Surely the delivery charge is computed from the basket, and I cannot see any difference between a computer working it out once on the final basket, or working it out as it goes along. The specific OP complaint is that the delivery charge is calculated after names, addresses and payment details have been entered. Why can't the delivery charge be obvious before harvesting marketing data - even if only done once? Charges are spelled out up front on the majority of sites, but an increasing amount are not.

Not being up front about delivery charges sometimes stops my purchase, so you can feed that back to your marketing meeting.
 
Stock control and harvesting of marketing data are different issues from spelling out delivery charges.

Surely the delivery charge is computed from the basket, and I cannot see any difference between a computer working it out once on the final basket, or working it out as it goes along. The specific OP complaint is that the delivery charge is calculated after names, addresses and payment details have been entered. Why can't the delivery charge be obvious before harvesting marketing data - even if only done once? Charges are spelled out up front on the majority of sites, but an increasing amount are not.
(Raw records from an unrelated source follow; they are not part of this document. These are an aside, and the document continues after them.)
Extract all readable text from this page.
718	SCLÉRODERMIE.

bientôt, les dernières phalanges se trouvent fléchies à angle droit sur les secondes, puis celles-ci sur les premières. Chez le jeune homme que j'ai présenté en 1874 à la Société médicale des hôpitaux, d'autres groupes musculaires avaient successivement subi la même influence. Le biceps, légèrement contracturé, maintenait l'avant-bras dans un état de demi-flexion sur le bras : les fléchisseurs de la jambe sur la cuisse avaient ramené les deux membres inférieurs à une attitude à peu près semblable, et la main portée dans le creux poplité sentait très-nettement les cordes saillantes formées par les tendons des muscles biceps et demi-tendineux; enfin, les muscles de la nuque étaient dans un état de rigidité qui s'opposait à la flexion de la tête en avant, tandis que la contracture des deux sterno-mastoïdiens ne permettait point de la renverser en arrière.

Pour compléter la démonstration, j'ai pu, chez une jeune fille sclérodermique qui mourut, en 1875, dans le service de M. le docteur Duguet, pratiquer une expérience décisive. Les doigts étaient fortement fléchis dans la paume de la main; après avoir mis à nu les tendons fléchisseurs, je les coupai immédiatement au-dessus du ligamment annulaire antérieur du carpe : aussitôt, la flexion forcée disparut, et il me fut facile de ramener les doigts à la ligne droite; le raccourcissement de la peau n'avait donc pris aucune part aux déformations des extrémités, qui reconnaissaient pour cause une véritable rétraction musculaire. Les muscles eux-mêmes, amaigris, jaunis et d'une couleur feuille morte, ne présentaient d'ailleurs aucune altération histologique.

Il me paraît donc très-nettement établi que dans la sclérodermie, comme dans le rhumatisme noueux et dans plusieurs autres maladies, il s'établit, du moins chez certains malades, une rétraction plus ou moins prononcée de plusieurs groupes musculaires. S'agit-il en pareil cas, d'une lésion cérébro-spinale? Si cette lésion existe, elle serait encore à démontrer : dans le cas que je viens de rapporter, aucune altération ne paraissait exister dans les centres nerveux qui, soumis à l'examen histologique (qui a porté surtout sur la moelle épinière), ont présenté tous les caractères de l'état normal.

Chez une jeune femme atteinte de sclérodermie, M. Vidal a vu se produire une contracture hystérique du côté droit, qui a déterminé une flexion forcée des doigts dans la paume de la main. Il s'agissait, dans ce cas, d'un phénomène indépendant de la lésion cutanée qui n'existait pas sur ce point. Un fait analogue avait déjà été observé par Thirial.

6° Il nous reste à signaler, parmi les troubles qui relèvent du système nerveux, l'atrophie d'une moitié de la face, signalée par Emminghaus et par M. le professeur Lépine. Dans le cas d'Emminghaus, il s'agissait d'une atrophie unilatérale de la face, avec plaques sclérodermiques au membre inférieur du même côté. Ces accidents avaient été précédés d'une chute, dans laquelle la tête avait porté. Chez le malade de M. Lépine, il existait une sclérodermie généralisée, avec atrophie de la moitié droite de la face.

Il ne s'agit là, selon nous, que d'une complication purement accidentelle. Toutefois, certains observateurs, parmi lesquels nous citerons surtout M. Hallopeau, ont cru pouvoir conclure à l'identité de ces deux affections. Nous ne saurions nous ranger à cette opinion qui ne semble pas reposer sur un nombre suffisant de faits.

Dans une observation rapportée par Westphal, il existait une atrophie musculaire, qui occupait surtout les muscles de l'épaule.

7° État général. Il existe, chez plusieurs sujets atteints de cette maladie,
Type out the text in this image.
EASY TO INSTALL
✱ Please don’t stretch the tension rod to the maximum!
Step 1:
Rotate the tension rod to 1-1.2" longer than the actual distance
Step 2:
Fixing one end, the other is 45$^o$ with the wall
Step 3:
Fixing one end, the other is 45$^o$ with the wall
Not being up front about delivery charges sometimes stops my purchase, so you can feed that back to your marketing meeting.
We must sit down some time over a pint or dram and discuss the, rather dry, subject of stock control and shipping costs.
 
Most of the sites I use have a standard delivery charge - very few seem to calculate it as you fill up the basket. And a lot have free delivery once you exceed a pre set amount, eg Axminster Tools.
The stupid ones charge extra for delivering to Highlands and Islands - they must lose loads of trade by not realising that Parcelforce and Royal Mail don't charge extra to deliver there.
 
Most of the sites I use have a standard delivery charge - very few seem to calculate it as you fill up the basket. And a lot have free delivery once you exceed a pre set amount, eg Axminster Tools.
The stupid ones charge extra for delivering to Highlands and Islands - they must lose loads of trade by not realising that Parcelforce and Royal Mail don't charge extra to deliver there.

There are lots of stupid company's, Living in the Highlands I use Amazon when ever possible simply because of there delivery charges
 
I have looked at stuff on Amazon which had excessive delivery charges.
Can anyone explain the mainland thing with carriage charges? They want more money to deliver to the Highlands as it apparently isn't on the mainland despite being on the same island. One winter day when the weather is bad and I am bored I might see what advertising standards think of it!
 
ASAP certainly charge delivery based on weight. (how boring accurately weighing everything you sell .... unless you are getting ready for self-service checkouts). I recently removed a £1.50 item from my basket to save £2.00 on the delivery charge.
 
Not being up front about delivery charges sometimes stops my purchase, so you can feed that back to your marketing meeting.

+1

I'll do a limited amount of hunting, looking for a "delivery terms" page etc, but if I can't find out what the price will be before entering all my details, and there are alternative suppliers in my other browser tabs (as there usually are) then I will close your tab and pick another and you've lost the sale.